Archive for May 28, 2010

Master Data Management Sample Hub Architectures

I thought it would be a good idea to write up our thinking on MDM solution architectures. There are many ways to do MDM. Some of them work well with SQL Server 2008 R2 Master Data Services, some not so much, and some really require collaboration with some other system to do message brokering or human workflow. I like to think if these four sample architectures listed here as starting points: in reality, most enterprises have a good example of one of each of these in their systems. We believe that a successful MDM solution starts by understanding the models, assessing what is working and what is not, and then applying the tools to take advantage of aspects of these models in a rational manner. In other words, before we can really understand what an MDM solution might look like for your firm, we need to evaluate the architectural models to see which will be a good fit for your enterprise architecture.
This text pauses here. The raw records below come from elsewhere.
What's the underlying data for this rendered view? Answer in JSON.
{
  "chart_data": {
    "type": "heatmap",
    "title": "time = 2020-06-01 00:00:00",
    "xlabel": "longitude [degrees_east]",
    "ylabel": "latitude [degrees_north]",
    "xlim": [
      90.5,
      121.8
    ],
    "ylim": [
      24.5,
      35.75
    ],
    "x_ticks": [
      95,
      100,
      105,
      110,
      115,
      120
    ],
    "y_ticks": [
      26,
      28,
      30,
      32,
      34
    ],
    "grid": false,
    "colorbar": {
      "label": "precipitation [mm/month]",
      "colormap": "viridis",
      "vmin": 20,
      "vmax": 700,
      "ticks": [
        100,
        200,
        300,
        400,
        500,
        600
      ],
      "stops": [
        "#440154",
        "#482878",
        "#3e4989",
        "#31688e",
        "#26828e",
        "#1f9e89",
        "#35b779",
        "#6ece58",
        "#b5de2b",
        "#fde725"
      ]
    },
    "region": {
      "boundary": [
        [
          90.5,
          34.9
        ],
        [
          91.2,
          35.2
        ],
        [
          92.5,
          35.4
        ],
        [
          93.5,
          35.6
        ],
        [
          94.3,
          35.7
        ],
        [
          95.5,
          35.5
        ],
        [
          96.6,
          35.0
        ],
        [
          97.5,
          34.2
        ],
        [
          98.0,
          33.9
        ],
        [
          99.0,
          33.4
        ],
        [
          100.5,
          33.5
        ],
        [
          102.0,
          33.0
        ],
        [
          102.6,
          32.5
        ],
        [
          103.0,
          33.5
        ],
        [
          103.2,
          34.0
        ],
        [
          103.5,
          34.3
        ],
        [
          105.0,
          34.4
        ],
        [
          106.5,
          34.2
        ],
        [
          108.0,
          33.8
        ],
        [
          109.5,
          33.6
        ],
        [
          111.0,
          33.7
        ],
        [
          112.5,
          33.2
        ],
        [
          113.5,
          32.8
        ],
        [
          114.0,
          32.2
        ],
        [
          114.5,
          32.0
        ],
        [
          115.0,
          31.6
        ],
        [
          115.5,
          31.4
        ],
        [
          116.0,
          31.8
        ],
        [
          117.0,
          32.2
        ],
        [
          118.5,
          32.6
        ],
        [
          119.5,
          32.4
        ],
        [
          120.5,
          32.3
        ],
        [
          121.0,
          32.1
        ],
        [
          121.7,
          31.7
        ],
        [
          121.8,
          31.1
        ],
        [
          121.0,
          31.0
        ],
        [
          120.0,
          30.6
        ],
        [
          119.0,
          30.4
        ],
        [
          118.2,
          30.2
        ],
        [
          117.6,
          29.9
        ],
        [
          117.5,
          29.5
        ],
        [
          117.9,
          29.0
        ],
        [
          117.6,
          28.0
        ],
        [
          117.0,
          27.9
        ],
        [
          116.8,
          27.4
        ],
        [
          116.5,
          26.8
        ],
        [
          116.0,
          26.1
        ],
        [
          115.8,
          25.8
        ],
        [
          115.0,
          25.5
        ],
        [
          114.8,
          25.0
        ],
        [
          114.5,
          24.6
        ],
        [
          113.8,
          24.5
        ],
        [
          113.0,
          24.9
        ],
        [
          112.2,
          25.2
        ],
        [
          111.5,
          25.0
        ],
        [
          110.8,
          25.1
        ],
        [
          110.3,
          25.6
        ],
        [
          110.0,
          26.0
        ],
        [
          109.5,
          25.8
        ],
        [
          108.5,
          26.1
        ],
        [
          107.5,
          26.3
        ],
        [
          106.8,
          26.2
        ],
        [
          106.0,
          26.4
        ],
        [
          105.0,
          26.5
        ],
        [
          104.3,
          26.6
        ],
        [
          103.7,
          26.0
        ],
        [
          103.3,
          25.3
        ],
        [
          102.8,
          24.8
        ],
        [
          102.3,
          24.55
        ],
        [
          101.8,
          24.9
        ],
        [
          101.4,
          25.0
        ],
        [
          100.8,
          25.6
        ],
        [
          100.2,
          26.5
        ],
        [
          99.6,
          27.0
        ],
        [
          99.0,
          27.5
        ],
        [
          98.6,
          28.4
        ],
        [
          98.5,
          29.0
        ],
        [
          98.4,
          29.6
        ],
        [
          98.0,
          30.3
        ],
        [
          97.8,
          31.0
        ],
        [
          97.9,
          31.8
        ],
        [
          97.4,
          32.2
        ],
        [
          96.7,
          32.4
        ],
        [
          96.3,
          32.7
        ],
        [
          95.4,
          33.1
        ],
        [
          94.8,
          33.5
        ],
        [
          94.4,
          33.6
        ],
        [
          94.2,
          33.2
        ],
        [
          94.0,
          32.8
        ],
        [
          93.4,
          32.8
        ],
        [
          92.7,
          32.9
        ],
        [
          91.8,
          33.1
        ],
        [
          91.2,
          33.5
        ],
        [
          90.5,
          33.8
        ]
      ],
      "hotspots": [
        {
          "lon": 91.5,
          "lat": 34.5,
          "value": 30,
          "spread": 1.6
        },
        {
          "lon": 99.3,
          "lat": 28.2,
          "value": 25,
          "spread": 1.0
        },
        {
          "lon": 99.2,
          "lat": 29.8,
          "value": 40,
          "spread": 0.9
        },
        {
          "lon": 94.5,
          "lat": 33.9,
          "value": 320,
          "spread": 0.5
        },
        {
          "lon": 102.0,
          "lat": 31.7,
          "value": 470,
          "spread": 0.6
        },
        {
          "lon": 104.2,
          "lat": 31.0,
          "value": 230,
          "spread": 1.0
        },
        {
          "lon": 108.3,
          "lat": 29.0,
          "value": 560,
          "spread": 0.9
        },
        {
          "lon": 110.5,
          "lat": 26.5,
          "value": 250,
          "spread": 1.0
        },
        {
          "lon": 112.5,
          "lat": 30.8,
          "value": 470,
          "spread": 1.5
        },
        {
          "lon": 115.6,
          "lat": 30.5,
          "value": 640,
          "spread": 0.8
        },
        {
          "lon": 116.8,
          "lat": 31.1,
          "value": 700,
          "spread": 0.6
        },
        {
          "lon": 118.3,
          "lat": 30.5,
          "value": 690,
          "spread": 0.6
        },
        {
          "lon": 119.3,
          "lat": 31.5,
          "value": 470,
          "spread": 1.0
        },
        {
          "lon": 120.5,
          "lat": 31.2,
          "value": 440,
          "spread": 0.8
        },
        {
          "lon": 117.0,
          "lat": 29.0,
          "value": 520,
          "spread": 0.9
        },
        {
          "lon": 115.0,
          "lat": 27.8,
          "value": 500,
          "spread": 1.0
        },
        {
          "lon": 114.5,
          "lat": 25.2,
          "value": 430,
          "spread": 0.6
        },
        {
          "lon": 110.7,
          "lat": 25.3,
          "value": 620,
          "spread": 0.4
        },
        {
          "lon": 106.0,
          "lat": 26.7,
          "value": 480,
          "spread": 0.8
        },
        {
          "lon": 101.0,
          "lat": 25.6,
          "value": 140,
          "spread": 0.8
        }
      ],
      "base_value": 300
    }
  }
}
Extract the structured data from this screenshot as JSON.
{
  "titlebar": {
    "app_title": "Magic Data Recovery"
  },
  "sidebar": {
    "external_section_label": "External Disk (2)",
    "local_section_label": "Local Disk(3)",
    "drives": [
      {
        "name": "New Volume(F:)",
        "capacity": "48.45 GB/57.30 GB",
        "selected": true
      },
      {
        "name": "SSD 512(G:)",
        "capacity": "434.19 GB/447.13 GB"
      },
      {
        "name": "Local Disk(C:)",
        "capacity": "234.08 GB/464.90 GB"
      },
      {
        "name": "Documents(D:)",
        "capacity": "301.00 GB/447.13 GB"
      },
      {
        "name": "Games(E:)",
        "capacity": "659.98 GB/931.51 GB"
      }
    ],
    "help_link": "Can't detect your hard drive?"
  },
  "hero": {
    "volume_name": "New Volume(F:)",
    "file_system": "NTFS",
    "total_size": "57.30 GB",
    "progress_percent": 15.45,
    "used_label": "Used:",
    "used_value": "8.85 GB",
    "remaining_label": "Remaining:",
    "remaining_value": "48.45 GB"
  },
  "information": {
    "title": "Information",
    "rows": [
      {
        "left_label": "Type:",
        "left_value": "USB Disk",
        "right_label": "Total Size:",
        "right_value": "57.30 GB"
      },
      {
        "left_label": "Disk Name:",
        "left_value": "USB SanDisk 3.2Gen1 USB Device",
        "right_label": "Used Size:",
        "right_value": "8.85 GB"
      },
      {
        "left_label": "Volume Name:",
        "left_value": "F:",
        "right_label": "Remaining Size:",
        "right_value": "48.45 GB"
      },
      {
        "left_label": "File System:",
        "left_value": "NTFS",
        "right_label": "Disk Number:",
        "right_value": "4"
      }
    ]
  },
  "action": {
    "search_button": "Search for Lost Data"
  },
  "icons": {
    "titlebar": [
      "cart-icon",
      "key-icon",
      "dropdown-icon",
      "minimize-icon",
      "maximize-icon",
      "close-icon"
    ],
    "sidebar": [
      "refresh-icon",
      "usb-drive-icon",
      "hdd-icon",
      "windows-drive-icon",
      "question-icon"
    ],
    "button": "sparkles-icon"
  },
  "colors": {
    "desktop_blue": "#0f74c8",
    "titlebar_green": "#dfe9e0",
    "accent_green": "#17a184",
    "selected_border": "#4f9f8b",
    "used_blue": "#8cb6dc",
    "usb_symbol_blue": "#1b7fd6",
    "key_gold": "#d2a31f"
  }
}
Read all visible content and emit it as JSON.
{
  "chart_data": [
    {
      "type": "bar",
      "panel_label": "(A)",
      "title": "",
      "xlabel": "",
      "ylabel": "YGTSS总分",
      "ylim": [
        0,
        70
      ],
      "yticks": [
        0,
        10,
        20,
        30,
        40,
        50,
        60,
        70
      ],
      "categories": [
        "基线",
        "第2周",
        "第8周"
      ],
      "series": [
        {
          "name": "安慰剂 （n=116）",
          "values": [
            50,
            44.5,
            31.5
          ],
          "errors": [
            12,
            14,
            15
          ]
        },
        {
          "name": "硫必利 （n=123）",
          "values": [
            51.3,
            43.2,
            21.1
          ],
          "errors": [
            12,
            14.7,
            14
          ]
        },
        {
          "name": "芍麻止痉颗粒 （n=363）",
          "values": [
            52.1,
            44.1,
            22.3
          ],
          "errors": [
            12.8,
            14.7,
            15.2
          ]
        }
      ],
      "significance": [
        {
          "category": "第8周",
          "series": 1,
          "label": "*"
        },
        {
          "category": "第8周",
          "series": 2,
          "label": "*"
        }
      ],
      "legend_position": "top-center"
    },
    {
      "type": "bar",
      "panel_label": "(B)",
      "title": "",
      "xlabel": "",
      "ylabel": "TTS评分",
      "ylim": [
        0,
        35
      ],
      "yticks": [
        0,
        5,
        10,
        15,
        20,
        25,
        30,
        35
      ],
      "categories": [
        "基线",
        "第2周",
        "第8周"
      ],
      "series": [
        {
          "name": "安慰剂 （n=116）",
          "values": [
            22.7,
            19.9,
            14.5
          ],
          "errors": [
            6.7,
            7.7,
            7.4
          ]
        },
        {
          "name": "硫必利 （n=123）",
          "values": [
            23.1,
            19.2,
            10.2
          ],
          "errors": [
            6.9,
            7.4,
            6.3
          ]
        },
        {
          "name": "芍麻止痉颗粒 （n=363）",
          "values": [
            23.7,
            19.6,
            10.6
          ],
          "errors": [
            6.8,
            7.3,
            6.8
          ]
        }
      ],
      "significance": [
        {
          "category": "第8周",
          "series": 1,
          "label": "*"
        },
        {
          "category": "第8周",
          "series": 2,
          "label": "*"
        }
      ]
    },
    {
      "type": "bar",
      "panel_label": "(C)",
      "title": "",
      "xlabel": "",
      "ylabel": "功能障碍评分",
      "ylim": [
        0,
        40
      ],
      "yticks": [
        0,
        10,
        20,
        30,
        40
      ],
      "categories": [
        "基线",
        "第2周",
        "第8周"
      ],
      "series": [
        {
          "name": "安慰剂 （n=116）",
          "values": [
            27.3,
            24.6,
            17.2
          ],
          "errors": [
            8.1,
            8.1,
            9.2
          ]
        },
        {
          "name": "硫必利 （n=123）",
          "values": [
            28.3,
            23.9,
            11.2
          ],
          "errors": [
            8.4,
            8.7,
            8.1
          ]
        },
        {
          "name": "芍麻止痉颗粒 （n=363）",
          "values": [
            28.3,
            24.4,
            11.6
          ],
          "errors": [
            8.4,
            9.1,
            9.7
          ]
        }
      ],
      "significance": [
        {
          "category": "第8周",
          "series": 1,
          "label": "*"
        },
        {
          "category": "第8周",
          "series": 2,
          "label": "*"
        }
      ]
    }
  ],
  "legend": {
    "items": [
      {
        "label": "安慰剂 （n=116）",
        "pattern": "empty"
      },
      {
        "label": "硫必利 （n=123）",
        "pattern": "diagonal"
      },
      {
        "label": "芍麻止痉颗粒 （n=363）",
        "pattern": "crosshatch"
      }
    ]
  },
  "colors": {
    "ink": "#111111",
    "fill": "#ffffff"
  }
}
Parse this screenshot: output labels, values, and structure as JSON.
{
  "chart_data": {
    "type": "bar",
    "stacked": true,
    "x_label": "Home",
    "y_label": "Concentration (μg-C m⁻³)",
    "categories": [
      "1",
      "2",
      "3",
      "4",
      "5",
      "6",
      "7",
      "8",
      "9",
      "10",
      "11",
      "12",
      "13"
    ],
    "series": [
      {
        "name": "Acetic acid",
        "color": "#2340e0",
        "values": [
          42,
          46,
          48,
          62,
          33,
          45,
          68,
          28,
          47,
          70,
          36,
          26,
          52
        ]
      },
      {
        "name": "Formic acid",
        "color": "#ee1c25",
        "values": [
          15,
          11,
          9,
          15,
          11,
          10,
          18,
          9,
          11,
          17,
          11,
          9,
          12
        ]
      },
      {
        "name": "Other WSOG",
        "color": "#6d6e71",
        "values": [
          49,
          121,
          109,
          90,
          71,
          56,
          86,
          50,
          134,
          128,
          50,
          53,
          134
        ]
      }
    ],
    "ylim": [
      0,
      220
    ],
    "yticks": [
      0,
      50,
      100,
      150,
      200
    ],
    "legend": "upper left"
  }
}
So before jumping into any discussion of key concepts in Master Data Services with an audience who is not familiar with MDM work, I think it is helpful to describe 4 architectural models. I think it’s helpful in discussing these to recall the fundamental data issues we are trying to solve:

1. Who owns the Master Data?

2. Where will the Master Data reside?

3. How should Master Data subscribers be notified of updates?

If these are simple questions to answer, then you likely do not need to go down the MDM path. MDM architectures are designed to provide alternatives when these questions are hard to answer. However, there is rarely a straightforward or easy answer to these questions.


On one end of the spectrum is the Repository architecture. This architecture describes a single data source, a services layer or gateway and multiple source systems which consume Master Data from the services layer.


In the Repository architecture, we have a single data location and all of the master data is stored and managed there. Subscribing applications do not have a local copy of the master data. This can present some issues with data connectivity and response time for these applications; in response to this issue, solution architects often employ a data caching approach either at the Service Gateway layer, at the subscribing application layer, or both. I’m amused by the fact that when I look at this picture, it’s immediately clear to me that this represents an ideal state – the design for a system which is services oriented and can provide data pervasively throughout the enterprise. When I design an enterprise application, I tend to think of this architecture first.

Of course the problem with Repository is that it is best implemented when you have a blank canvas to start with.


On the other end of the spectrum is the Registry architecture. In this architecture, each application owns its own data – it has a local copy. The MDM solution itself has no local copy of the data; instead, it has pointers to where the data can be retrieved from. The column on the left refers to a single Master Data Record or Entity. Each application owns a piece of that record. I’ve color-coded the applications to illustrate which attributes of the entity are owned by which entity. Applications which need data which is not owned by them may look to the Registry to find the data; however, they are not permitted to write data to that attribute. If an end-user wants to update a master record attribute owned by App 1, they must login to App 1 to perform that operation.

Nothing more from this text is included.